Se l’ERP mirava a superare i veti inglesi, francesi e sovietici al ritorno della Germania occidentale (e del Giappone) nell’economia mondiale per risolvere il problema della viability, stavolta il cuore del problema è l’Italia. Abbiamo ottenuto una solidarietà insperata, l’UE sostiene i costi del riaggiustamento, ma rendere digeribile ai paesi del Nord dell’UE una duratura sospensione del Patto di stabilità sarà più difficile che ai tempi dell’ERP, a meno che il Covid-19 si riveli più tenace e duraturo del pericolo comunista nel secondo dopoguerra. Ai tempi, si derogò dalla convertibilità per dodici anni.

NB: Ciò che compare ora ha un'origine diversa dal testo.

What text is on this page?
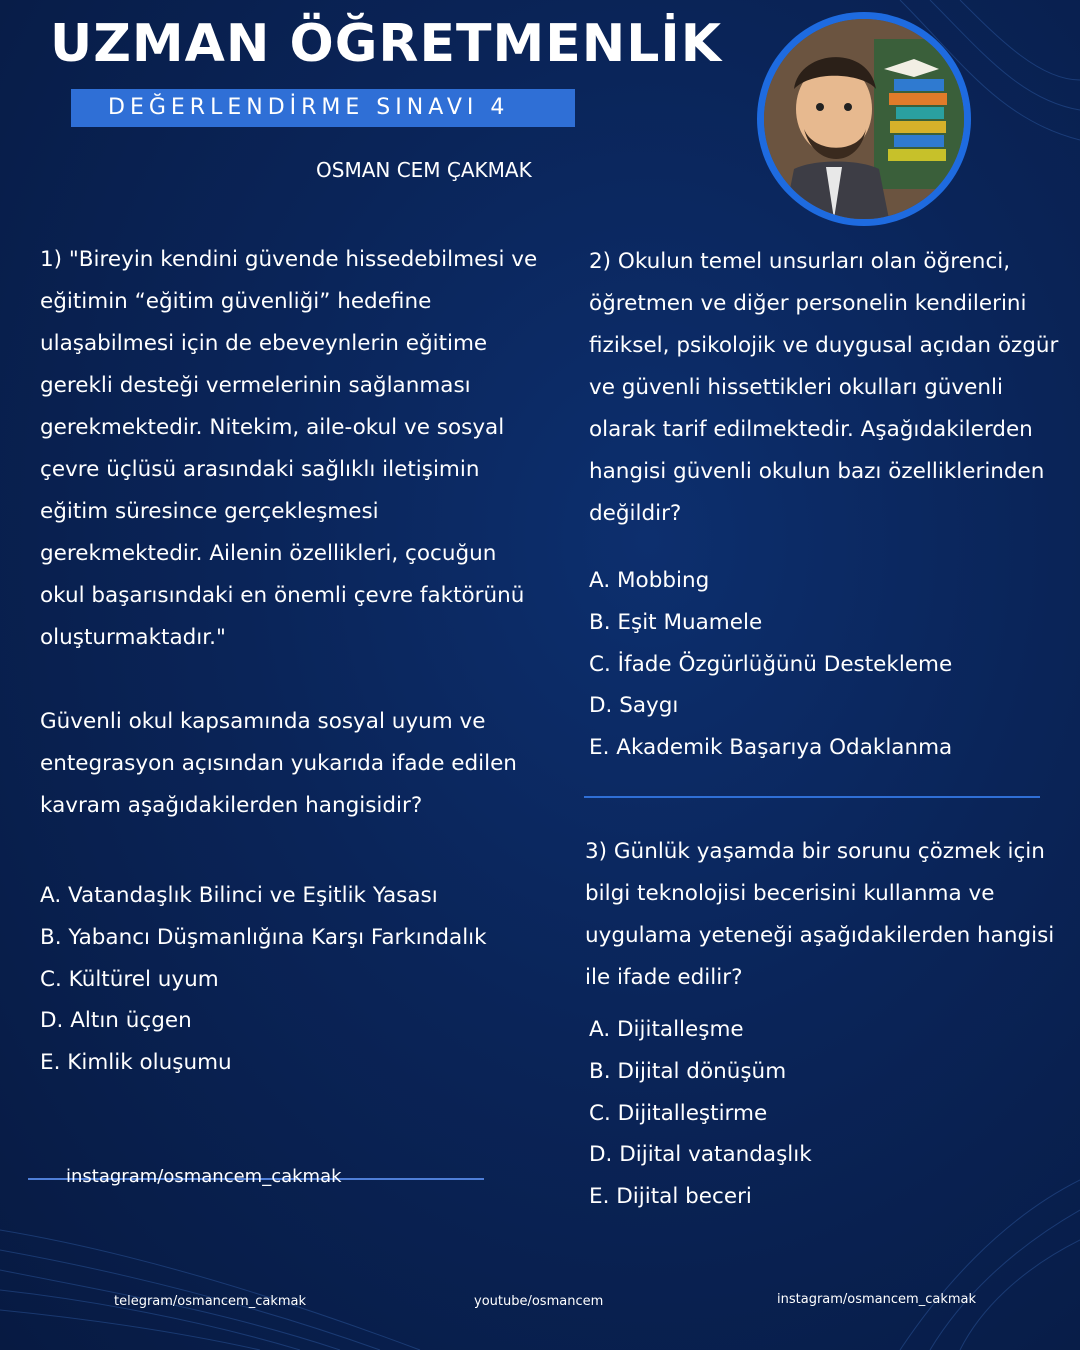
UZMAN ÖĞRETMENLİK
DEĞERLENDİRME SINAVI 4
OSMAN CEM ÇAKMAK

1) "Bireyin kendini güvende hissedebilmesi ve eğitimin “eğitim güvenliği” hedefine ulaşabilmesi için de ebeveynlerin eğitime gerekli desteği vermelerinin sağlanması gerekmektedir. Nitekim, aile-okul ve sosyal çevre üçlüsü arasındaki sağlıklı iletişimin eğitim süresince gerçekleşmesi gerekmektedir. Ailenin özellikleri, çocuğun okul başarısındaki en önemli çevre faktörünü oluşturmaktadır."

Güvenli okul kapsamında sosyal uyum ve entegrasyon açısından yukarıda ifade edilen kavram aşağıdakilerden hangisidir?

A. Vatandaşlık Bilinci ve Eşitlik Yasası
B. Yabancı Düşmanlığına Karşı Farkındalık
C. Kültürel uyum
D. Altın üçgen
E. Kimlik oluşumu

2) Okulun temel unsurları olan öğrenci, öğretmen ve diğer personelin kendilerini fiziksel, psikolojik ve duygusal açıdan özgür ve güvenli hissettikleri okulları güvenli olarak tarif edilmektedir. Aşağıdakilerden hangisi güvenli okulun bazı özelliklerinden değildir?

A. Mobbing
B. Eşit Muamele
C. İfade Özgürlüğünü Destekleme
D. Saygı
E. Akademik Başarıya Odaklanma

3) Günlük yaşamda bir sorunu çözmek için bilgi teknolojisi becerisini kullanma ve uygulama yeteneği aşağıdakilerden hangisi ile ifade edilir?

A. Dijitalleşme
B. Dijital dönüşüm
C. Dijitalleştirme
D. Dijital vatandaşlık
E. Dijital beceri
instagram/osmancem_cakmak
telegram/osmancem_cakmak	youtube/osmancem	instagram/osmancem_cakmak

Un’ulteriore differenza sta nella struttura organizzativa. Il piano Marshall ebbe una sede tecnica collettiva europea nell’OECE, dove si redasse un piano comune a lungo termine e si cercarono mediazioni tra i vari modelli di sviluppo, e una parallela, bilaterale, attraverso l’ECA. Oggi gli Stati non hanno un vero coordinamento comune, come ai tempi del piano Marshall, perché non si riconoscono interamente nella Commissione, che dovrebbe svolgere contemporaneamente il ruolo dell’OECE e dell’ECA (il controllato e il controllore). Durante l’ERP, l’Italia mise in piedi un Comitato interministeriale per la ricostruzione (CIR), a cui affiancò 11 comitati presso vari ministeri. Sebbene la struttura fosse relativamente snella, il caos burocratico fu uno dei problemi che generarono conflitti e residui passivi, con ritardi sistematici nella spesa dei fondi di contropartita di 2-3-5 anni. Oggi la situazione è tale che non possiamo di certo permetterci, assieme a molte altre cose, un simile caos burocratico.